Building a retro PC

Soldato
Joined
19 Feb 2010
Posts
13,254
Location
London
Hi all,

I'm looking at building a Retro Gaming PC for Windows 98SE seeing as VMWare Player and VirtualBox just don't cut it.

I was hoping that I could build something in a very small case from old parts which should be cheap as chips by now.

Would anyone have any idea of what the highest end stuff I could get away with would be before Win98 refuses to recognise it? I'd hope for SLI Voodoo2 cards as well :D

Last time I ran Win98 I think it was on a 440BX Mobo with a P3.

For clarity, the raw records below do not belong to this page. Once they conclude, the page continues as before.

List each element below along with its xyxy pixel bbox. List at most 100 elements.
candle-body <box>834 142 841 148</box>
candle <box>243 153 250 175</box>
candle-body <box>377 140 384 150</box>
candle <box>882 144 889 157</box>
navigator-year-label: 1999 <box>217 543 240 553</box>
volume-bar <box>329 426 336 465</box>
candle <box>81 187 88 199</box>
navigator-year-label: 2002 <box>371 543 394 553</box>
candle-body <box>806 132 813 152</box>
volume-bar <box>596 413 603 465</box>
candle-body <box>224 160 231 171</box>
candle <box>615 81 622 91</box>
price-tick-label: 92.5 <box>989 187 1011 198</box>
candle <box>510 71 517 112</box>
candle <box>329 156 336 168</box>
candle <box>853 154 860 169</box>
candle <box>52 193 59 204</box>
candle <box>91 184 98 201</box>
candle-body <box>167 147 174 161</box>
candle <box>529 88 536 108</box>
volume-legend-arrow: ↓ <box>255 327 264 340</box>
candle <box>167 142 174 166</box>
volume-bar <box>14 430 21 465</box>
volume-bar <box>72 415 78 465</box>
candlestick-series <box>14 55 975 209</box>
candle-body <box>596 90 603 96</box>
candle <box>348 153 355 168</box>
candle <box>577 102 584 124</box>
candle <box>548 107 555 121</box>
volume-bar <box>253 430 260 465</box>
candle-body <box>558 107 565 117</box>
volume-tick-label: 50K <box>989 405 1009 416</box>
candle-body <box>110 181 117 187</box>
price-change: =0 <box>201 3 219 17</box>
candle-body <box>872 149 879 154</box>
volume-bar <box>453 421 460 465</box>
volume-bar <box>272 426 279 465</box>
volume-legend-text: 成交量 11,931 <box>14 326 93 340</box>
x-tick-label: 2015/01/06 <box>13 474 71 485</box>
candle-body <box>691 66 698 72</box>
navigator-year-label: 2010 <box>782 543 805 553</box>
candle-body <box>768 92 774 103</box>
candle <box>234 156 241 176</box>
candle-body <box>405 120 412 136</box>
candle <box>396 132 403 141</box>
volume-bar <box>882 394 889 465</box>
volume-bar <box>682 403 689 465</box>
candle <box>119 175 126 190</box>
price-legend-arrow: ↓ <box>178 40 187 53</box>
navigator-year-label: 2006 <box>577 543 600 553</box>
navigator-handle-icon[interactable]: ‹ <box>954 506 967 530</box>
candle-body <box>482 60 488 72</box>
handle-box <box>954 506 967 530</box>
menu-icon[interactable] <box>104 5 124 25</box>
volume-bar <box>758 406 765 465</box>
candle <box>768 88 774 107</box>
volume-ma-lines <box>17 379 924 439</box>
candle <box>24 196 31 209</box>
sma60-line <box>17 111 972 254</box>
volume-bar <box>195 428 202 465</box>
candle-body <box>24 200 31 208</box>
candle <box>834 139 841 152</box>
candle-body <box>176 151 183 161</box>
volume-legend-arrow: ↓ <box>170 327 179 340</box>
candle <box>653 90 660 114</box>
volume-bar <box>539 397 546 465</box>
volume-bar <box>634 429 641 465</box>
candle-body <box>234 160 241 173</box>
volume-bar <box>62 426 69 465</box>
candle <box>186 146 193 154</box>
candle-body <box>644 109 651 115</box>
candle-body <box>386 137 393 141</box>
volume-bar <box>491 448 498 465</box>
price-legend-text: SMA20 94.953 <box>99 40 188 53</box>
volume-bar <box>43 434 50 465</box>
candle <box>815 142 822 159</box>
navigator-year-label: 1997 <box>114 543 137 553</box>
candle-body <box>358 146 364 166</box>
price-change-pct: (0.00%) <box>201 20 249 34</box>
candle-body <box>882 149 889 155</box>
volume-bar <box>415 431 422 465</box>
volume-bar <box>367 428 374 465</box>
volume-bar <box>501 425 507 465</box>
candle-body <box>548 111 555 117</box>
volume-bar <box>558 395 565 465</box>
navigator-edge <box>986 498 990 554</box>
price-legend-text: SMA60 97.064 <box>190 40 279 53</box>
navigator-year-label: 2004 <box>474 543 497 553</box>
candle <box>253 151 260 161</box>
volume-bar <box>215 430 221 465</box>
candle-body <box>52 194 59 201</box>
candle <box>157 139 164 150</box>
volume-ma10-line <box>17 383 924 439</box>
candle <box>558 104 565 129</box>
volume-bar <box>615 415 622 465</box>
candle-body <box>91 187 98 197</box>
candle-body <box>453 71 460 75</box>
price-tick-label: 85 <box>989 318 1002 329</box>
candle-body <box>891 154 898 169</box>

Advice would be much appreciated!
 
Yeah I think I'd go for a P3 800MHz or thereabouts with 256MB of RAM. Even that's overkill, but Windows 98 shouldn't have an issue coping with it and it'll be plenty for any game of that era.

You could maybe look for an AGP board and get one of the higher-end Voodoo 4 or 5 cards instead of a pair of Voodoo 2s. Would surely be faster, though I'm not sure what price point they go for these days.
 
Thanks for the Voodoo4/5 shout - any recommendations on a small mobo I could use that would fit in an HTPC case?

I'm hankering to play Incoming, Rogue Squadron and Red Alert again... :p
 
Rogue squadron! Now there's a blast from the past

Seriously, trying to get a load of these old games on virtual machines is stupidly frustrating. :( Stuff tends to run OK in DOS mode but I'd prefer it ran in Win9x mode. Also, getting sound to work properly can be a real pain.

Windows compatibility mode often turns out to be just as much of a nightmare.

If I can just build a little box that will play all these old gems I'd be happy! Maybe I'd be best off looking for an older small form factor Dell or something and just chucking the video card in there?
 
Seriously, trying to get a load of these old games on virtual machines is stupidly frustrating. :( Stuff tends to run OK in DOS mode but I'd prefer it ran in Win9x mode. Also, getting sound to work properly can be a real pain.

Windows compatibility mode often turns out to be just as much of a nightmare.

If I can just build a little box that will play all these old gems I'd be happy! Maybe I'd be best off looking for an older small form factor Dell or something and just chucking the video card in there?

I'd try posting in the small form factor sub forum, they're used to small form perfection and I'm sure ul find someone with a knowledge of ancient hardware. I used to play rogue squadron on my first ever family pc when I was like 9 or 10 when I could nick my dads my dads ancient, unresponsive and unpredictable joystick
 
Athlon Thoroughbred or Barton 1700+ to 2600+ in a 462 socket Nforce mobo with 2 GB DDR PC3200 ram. An AGP video card or you may find a board with PCIe.

Pentium P4 478 pin mobo with Rambus or DDR memory ditto.

I was still running Win89se on hardware up to my Athlon x64 3800+ dual core 939 pin though so that generation should be fine giving PCIe, DDR2 etc. most drivers still available.

I still use win98se on a Toshiba satellite 4600 pro (PIII) at work which runs some ancient DOS programs. These don't work on newer 32 or 64 bit operating systems.
 
Red Alert works perfectly well on my Win7 x64 box :)

Not sure on old school mobos though, will have a rummage round at home see what I have got
 
@PianoBasher

Why not ask in the MM if anyone has any bits laying about?

Aye I will ask a few friends what they have laying around first though, never know what I can scrounge! If no joy then I'll ask, good point!

Thanks for the suggestions peeps!

Nikumba: How did you get that working? I downloaded the ISOs already. :) I suspect I won't have as much joy running a load of the other games on Win7 though, especially Glide titles.